[OpenAFS] File locking in AFS
Karthik, R
r.karthik@digital.com
Wed, 19 Sep 2001 19:25:47 +0530
Hi Craig,
>>>The way locking works is strictly advisory: possession of locks is
>>>independent of whether I/O may be done on the file.
Does this mean a file can be written to even if a client has a read-lock on
the file? Please clarify.
-Karthik
-----Original Message-----
From: Craig_Everhart@transarc.com [mailto:Craig_Everhart@transarc.com]
Sent: Wednesday, September 19, 2001 7:09 PM
To: Openafs-Info (E-mail); Karthik, R
Subject: Re: [OpenAFS] File locking in AFS
Sure, read and write locks work fine with AFS with the caveat that locks
on subranges of the file don't work. That is, if you read-lock or
write-lock the whole range of a file, that works fine, but if you
read-lock or write-lock a byte range smaller than the entire file, the
lock request is *ignored.*
The way locking works is strictly advisory: possession of locks is
independent of whether I/O may be done on the file.
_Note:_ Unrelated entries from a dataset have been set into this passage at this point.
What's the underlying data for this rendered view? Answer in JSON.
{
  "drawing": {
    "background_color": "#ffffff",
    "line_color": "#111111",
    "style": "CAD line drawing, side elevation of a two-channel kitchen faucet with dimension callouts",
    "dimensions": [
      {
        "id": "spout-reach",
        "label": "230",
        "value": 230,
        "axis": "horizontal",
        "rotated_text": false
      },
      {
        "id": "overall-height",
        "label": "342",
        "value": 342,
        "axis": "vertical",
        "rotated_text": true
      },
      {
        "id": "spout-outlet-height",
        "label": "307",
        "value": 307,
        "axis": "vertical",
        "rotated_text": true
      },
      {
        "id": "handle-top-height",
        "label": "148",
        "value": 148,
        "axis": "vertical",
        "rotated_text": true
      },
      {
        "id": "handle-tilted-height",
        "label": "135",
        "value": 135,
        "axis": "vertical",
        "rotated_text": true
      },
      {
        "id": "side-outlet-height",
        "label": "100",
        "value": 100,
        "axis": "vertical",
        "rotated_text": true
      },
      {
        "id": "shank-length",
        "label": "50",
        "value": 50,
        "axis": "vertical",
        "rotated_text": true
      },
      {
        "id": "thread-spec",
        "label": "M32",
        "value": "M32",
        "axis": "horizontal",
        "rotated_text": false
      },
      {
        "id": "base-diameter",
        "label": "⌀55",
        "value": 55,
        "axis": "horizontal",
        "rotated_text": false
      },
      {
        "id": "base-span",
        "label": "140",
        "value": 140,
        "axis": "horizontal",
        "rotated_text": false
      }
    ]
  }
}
On Unix@-(tm), fcntl() and/or lockf() calls may be used to set locks.
Locks are held until released by the calling client (or by a crash or
the like), so a held read-lock is not invalidated by a write-lock
request. Instead, the write-lock is denied. The strategy is that
read-locks can be shared (held concurrently by multiple applications,
potentially on many clients) while write-locks are exclusive (held by at
most one application on one client at a time). Furthermore, read-locks
and write-locks exclude one another.